Thanawat Tiensin, Thailand’s permanent representative to the Food and Agriculture Organisation, the World Food Programme and the International Fund for Agricultural Development, has urged governments to partner with business in forging solutions to the problem of child malnutrition, in line with United Nations Sustainable Development Goals to tackle global food insecurity.

Thai school-meals programme served up as global malnutrition-beater | News by Samui Times

Thanawat recently got together with Chareon Pokphand Foods (CP Foods) and CP Foundation for Rural Life to discuss their ideas on nourishing young students.

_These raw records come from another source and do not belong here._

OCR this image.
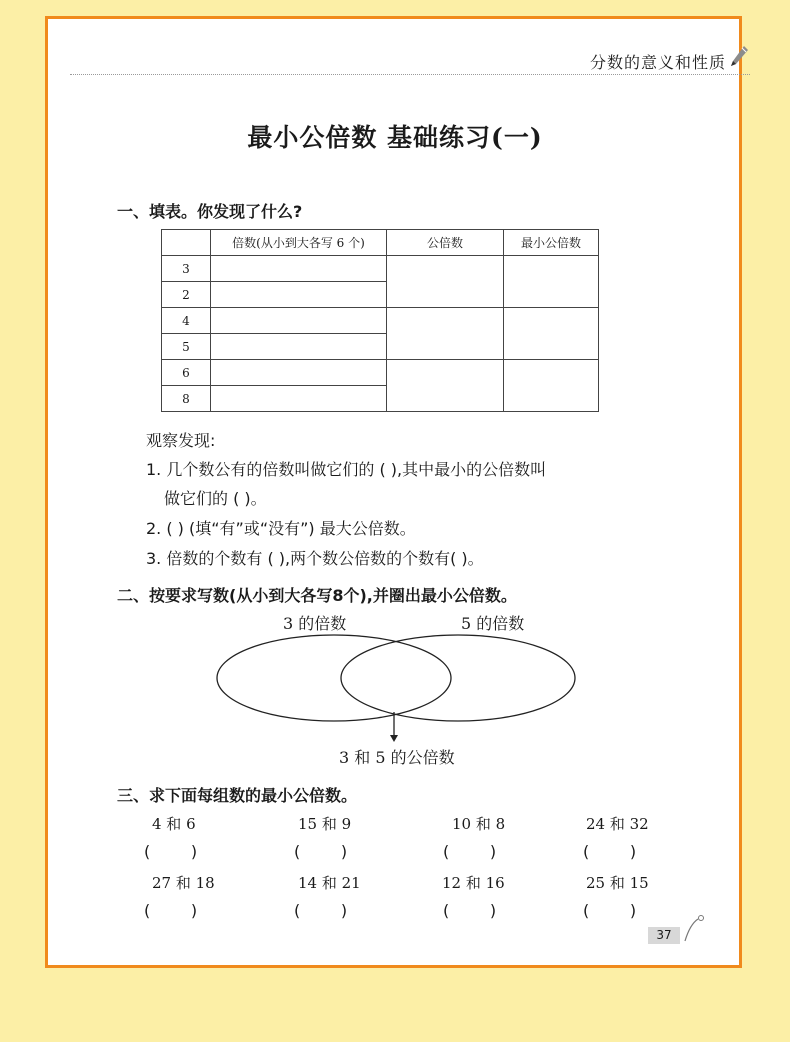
分数的意义和性质
最小公倍数 基础练习(一)
一、填表。你发现了什么?
	倍数(从小到大各写 6 个)	公倍数	最小公倍数
3			
2			
4			
5			
6			
8			
观察发现:
1. 几个数公有的倍数叫做它们的 ( ),其中最小的公倍数叫
做它们的 ( )。
2. ( ) (填“有”或“没有”) 最大公倍数。
3. 倍数的个数有 ( ),两个数公倍数的个数有( )。
二、按要求写数(从小到大各写8个),并圈出最小公倍数。
3 的倍数	5 的倍数
3 和 5 的公倍数
三、求下面每组数的最小公倍数。
4 和 6	15 和 9	10 和 8	24 和 32
(        )	(        )	(        )	(        )
27 和 18	14 和 21	12 和 16	25 和 15
(        )	(        )	(        )	(        )
37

“Successful schemes such as CP Foods and CP Foundation for Rural Life’s ‘Raising Layer for Student’s Lunch’ and CP Livestock Myanmar’s ‘Milk for Kids’ are key to achieving food self-sufficiency in a sustainable manner,” he said. “These projects can be guidelines to end hunger across the world as well as bolster Thailand’s reputation as a model for food security.”

Supree Baosingsauy, general manager of CP Foundation for Rural Life, said it has been working together with CP Foods on the “Raising Layer for Student’s Lunch” project since 1989 to reduce malnutrition among students in remote areas.

The company has provided facilities, food and knowledge on layer poultry farming to 700 schools nationwide, helping over 155,000 students receive sufficient protein in their diets.

Beyond food security, the project has cultivated social enterprise practices, encouraging students to further develop their farm management skills. The students are able to produce other food supplies such as fish and vegetables by themselves, while surplus products are sold to nearby communities for extra income.